Но сделал над собой усилие, вслушался:
— О себе не говорю. С меня ведь взята подписка ничего не публиковать. Но ведь Уваров вообще запретил всей российской печати заниматься крепостным правом.
— Знаю,— сказал Белинский, прорвавшись наконец сквозь свою немоту.— Уваров сказал Михаилу Петровичу Погодину, что нарушение крепостного права вызовет неудовольствие дворянского сословия.
«Кто поручится,— сказал Уваров,— что тотчас не возникнет какой-то тамбовский Мирабо или костромской Лафайет».
Можно было поручиться, что Чаадаев не слушает. Он помолчал просто из вежливости. Ему не нужен был собеседник. Только — слушатель.
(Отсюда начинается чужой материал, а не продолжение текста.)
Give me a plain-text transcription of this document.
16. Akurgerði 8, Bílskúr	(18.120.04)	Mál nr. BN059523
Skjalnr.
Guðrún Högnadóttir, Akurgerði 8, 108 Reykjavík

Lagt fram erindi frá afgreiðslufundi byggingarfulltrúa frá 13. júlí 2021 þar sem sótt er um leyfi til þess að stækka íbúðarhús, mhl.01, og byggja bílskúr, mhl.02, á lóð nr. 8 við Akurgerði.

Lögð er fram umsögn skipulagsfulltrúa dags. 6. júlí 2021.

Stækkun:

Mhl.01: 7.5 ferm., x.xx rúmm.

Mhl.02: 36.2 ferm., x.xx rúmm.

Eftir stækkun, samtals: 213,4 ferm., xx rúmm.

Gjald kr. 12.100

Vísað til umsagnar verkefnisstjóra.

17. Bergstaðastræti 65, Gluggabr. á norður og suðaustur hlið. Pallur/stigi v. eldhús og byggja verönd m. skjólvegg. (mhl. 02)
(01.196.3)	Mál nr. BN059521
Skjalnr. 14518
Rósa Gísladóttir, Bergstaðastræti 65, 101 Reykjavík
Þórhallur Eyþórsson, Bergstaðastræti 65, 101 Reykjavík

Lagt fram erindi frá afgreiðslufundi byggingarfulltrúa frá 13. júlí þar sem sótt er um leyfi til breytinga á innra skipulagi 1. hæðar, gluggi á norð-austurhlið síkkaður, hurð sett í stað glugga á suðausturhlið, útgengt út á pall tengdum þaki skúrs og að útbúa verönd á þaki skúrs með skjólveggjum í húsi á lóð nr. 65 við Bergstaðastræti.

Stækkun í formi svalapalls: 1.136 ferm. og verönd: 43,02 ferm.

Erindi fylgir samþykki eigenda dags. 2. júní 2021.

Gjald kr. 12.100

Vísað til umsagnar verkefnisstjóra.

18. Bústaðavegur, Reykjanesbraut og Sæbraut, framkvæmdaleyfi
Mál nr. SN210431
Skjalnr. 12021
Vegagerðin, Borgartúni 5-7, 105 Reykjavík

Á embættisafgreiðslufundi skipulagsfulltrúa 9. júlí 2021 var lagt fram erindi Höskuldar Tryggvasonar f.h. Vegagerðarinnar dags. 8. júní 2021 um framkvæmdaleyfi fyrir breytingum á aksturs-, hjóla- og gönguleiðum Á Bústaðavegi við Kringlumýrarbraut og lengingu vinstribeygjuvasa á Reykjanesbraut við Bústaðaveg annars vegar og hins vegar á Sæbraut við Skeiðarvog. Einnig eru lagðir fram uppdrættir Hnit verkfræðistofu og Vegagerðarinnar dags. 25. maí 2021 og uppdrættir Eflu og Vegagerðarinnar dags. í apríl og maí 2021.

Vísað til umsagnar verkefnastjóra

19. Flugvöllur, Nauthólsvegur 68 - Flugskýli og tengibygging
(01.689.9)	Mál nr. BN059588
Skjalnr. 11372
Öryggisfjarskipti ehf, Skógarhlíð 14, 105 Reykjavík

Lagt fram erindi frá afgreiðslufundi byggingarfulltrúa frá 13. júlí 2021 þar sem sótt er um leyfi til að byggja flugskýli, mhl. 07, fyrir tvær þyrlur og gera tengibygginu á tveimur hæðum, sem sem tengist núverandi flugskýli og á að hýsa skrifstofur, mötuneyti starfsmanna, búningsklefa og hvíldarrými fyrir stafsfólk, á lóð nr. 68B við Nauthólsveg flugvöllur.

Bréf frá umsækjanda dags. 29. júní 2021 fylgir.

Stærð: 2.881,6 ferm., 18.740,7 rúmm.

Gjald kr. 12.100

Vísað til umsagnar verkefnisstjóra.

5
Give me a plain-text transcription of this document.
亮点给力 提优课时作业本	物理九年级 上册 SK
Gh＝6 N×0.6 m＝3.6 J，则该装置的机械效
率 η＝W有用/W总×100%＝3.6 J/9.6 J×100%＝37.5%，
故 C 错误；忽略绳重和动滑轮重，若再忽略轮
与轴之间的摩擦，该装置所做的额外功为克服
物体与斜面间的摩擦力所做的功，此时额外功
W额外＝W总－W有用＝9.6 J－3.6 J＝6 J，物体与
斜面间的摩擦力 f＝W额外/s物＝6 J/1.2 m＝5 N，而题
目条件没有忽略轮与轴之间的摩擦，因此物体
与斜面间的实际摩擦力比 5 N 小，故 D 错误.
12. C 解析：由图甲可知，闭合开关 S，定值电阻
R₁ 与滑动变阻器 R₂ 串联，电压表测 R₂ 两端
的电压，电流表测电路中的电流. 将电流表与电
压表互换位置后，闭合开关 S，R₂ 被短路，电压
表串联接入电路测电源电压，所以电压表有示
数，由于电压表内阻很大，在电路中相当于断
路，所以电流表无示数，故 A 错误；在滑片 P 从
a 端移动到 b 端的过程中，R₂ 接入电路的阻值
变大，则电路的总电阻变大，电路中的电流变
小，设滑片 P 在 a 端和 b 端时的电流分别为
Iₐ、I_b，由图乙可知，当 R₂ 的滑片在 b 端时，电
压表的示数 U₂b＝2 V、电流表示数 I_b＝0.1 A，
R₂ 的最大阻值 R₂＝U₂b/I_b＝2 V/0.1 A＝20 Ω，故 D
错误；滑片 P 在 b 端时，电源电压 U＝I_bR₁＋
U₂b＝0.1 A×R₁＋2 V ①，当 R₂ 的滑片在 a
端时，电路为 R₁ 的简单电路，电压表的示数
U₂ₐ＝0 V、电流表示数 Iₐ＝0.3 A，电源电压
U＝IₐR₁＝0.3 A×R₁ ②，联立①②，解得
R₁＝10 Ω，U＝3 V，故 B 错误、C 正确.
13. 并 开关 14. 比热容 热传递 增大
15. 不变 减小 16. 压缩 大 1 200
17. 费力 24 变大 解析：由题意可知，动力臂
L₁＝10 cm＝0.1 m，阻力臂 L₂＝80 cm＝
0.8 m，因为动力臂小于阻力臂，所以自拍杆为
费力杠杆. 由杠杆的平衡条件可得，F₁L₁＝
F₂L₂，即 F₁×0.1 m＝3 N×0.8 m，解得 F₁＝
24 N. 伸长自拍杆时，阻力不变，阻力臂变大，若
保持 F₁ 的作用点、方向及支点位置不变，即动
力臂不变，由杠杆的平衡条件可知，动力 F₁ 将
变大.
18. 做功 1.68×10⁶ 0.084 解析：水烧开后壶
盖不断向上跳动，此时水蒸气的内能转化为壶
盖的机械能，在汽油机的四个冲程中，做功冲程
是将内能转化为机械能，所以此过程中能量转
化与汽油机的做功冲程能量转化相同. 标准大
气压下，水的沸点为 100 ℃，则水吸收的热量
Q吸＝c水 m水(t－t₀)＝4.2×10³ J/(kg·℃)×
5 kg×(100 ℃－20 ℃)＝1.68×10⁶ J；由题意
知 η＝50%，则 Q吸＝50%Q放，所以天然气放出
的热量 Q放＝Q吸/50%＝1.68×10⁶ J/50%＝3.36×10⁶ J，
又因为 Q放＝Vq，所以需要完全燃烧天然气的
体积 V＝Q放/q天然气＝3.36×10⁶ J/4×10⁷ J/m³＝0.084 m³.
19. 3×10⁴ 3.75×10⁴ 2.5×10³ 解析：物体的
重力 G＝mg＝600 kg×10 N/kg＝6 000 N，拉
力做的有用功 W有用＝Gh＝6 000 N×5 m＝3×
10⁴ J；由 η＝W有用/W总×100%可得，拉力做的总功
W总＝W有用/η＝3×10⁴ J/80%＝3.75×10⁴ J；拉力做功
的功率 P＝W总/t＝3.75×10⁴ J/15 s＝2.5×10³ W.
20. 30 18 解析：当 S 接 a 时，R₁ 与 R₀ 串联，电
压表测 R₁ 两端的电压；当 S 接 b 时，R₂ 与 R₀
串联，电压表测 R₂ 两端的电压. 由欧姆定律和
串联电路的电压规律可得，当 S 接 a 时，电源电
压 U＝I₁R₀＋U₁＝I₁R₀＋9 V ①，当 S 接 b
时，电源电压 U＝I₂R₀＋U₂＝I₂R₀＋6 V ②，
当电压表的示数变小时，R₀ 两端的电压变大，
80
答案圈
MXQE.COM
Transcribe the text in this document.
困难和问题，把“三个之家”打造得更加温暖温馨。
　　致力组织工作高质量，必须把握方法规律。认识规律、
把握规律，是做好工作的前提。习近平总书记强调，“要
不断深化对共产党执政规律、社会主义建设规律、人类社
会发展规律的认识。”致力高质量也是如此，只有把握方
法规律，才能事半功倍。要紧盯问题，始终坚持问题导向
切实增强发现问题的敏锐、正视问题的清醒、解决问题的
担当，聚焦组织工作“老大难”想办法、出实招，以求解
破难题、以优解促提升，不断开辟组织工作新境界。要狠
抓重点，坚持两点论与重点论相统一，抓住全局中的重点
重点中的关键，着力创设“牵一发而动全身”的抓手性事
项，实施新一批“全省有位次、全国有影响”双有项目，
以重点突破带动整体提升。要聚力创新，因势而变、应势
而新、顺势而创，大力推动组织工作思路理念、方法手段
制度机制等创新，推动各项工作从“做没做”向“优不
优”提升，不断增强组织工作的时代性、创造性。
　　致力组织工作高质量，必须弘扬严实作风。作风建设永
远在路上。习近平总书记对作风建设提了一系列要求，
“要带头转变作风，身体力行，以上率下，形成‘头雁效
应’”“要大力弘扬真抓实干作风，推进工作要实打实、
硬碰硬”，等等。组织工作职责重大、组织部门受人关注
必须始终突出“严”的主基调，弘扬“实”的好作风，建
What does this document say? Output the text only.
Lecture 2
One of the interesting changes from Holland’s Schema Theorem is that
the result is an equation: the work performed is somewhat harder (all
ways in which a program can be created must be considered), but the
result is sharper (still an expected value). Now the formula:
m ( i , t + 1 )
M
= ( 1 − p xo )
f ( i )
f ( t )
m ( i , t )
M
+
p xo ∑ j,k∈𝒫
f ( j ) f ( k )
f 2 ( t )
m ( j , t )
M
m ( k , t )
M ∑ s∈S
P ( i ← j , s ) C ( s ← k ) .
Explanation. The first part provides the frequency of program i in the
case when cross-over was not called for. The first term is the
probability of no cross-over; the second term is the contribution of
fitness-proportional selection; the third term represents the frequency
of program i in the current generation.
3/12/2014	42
Он был монологист. Убедившись, что Виссарион не продолжает, Петр Яковлевич повел речь как бы с того слова, на котором его прервали:
— А ведь все зло от крепостного права. Эти рабы, которые вам прислуживают, разве не они составляют окружающий воздух? Эти борозды, которые в поте лица взрыли рабы, разве это не почва, которая вас питает? Насилие и ложь пропитали всю нашу жизнь. Взгляните на свободного человека в России, и вы не усмотрите никакой заметной разницы между ним и рабом. В противоположность всем законам человеческого общежития Россия шествует только в направлении собственного порабощения и порабощения всех соседних народов. И потому было бы полезно не только в интересах других народов, а и в ее собственных интересах заставить ее перейти на новые пути.
Поколебавшись, Виссарион решился возразить:
— Однажды я попробовал изобразить свободного духом человека...
— Где?
Виссарион уже пожалел о сделанном признании, но сказанного не возвратишь.
— В своей трагедии,— сказал он неохотно.
Чаадаев поднял брови:
— Я не знаю вашей трагедии.
— Никто не знает ее.
— Задушена цензурой в колыбели? Дайте почитать.
Белинский покачал головой:
— Это произведение девятнадцатилетнего юноши. Много благих порывов, но художественно немощно.
— Тогда расскажите..,
Виссарион потупился, руки зажал между колен.
— Не знаю, право... Многое из собственной судьбы вложил я в образ Дмитрия Калинина. Его именем я и назвал пьесу. Это образованный крепостной. Я вам вкратце... Он сирота. И помещик Лесинский воспитал его вместе со своими детьми. Дмитрий влюбился в дочь помещика Софью. Ну, и она в него...
Виссарион остановился. Он чувствовал, что рассказом своим огрубляет пьесу, лишает ее остроты, волнения. Голос его делался деревянным, слова костенели, не вязались друг с другом. Но уже невозможно было остановиться под внимательным взглядом Чаадаева, и он продолжал с отчаянием утопающего:
— Вдруг помещик умер, а сыновья порвали вольную Дмитрия и сделали его дворовым, прислуживающим за столом. Я это не выдумал. Я брал из жизни. Это была в наших краях такая семья Мосоловых. Я их взял за модель. Самодуры! Буйные какие-то! Развратники! Истязатели! Их мать, например, говорит о себе... То есть это в моей пьесе: «Во всю обедню, грешница, продумала про житейское. То надобно послать в город купить что-нибудь; то нужно достать хорошую плетку для девок; то надо отпороть кого-нибудь из лакеев; то — как бы поскорее чайку напиться»...
— Это совсем недурно,— сказал Чаадаев.
Несколько ободрившись, Виссарион продолжал:
— И вот такие-то люди сделали Дмитрия челядью, лакеем. Я приведу несколько слов из его монолога. Знаю, это ходульно, выспренно, но это его душевное состояние.